The second one? Netflix of course. Again, some references if you need to catch up on the reading:

  1. NetFlix API, What it will and will not do: A layman description of what the Netflix API can enable.
  2. 5 business ideas built around Netflix API: a fun discussion on some of the business opportunties. A couple of them are actually interesting and might even make a little money
  3. The API itself:

These annoucements reminded me that Mybloglog API remains unexploited. Joe Lazarus has a great post on why it is important (see link).

In fact, I was so convinced about what Joe was saying that we invested in such a startup. They loved the idea that an digital object on a blog including music, news, books, events, photos et al can be influenced by your community is powerful and ran with it. Unfortunately, in the course of their development they ran into problems with the API's T&Cs of non-commercial use.

As we are toying around ideas on how to solve this issue, we hit upon another scenario. Is it possible to replace mybloglog users with people from any other social services? Twitter users on your blog? How about Facebook or Last.fm. This seem like an interesting avenue to explore and I wish them best of luck in doing so.

As APIs started to be used more and more, I believe all interesting services will be created. If you know of other APIs or interesting applications, do drop me a comment!


Thursday 2 October 2008

Link based journalism

Scott Karp is on fire recently. His interpretation on the importance of links to disrupt the news industry is sharp, insightful and totally on the money. If you have not read his blog, here are some recommended links (to practice what he preaches):

  1. Starting of the link journalism manifesto, which in turn is based on Jeff Javier's 'do what you do best and link to the rest' memo;
  2. While link journalism is about an individual post or news item, the equvialent of link journalism is what Scott terms networked link journalism. This is in effect using similar citation methodology as practiced by the likes of Google;
  3. Link journalism can be used to power local reporting;
  4. Examples of link journalism: GoVolsExtra.com and WashiontonPost.

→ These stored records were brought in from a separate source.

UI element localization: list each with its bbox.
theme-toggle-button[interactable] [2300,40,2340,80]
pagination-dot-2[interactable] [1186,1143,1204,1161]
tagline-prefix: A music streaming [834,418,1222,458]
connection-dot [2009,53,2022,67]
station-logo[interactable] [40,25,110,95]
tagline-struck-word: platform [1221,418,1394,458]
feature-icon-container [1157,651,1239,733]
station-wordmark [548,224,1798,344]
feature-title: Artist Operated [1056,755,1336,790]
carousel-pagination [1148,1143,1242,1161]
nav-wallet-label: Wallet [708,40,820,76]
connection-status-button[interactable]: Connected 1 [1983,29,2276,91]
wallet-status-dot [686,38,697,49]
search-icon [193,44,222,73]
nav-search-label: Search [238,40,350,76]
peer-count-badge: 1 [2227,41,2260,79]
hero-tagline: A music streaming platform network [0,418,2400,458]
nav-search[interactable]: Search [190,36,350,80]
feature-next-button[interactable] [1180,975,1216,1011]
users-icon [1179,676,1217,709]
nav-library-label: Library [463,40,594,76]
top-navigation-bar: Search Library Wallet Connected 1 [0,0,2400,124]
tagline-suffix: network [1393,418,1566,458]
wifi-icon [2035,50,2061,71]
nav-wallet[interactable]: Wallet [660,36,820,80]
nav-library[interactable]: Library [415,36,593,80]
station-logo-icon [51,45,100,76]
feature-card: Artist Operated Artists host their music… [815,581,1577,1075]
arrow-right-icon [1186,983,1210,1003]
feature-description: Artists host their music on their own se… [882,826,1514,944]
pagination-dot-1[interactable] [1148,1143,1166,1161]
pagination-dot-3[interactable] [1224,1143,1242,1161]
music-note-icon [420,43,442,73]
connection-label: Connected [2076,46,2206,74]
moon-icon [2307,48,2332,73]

Of the important issues that came out of this, one that struck me is the issue of determining the best links. Scott, in his networked link journalism post, seems to favor using professional journalists as the filter. I disagree. I think every blogger, writer, twitterer is already a 'professional' journalists in their own way, linking to article or research that interest them. What we need are ways for people to choose their preferred network of link sources, be they friends, bloggers or journalists, and aggregate the common links that this network gathers.

I also think that aggregating these links from your network should be implict, rather than explicit, i.e. requiring effort to bookmark them in some bookmarking site. There should be an extraction engine that looks at your preferred network's links, and automatically surface the most cited ones. What the user needs to do is simply to feed the engine with their preferred news sources.

If we can do the above, what we will have will not be something like this:















Rather, it will be a frontpage filled with the best links from the sources selected by you.

Updated: Somebody asked me how is this different from RSS readers. This is quite obvious. RSS readers let you selects your preferred sources but do not surface the best ones. That is the most important difference.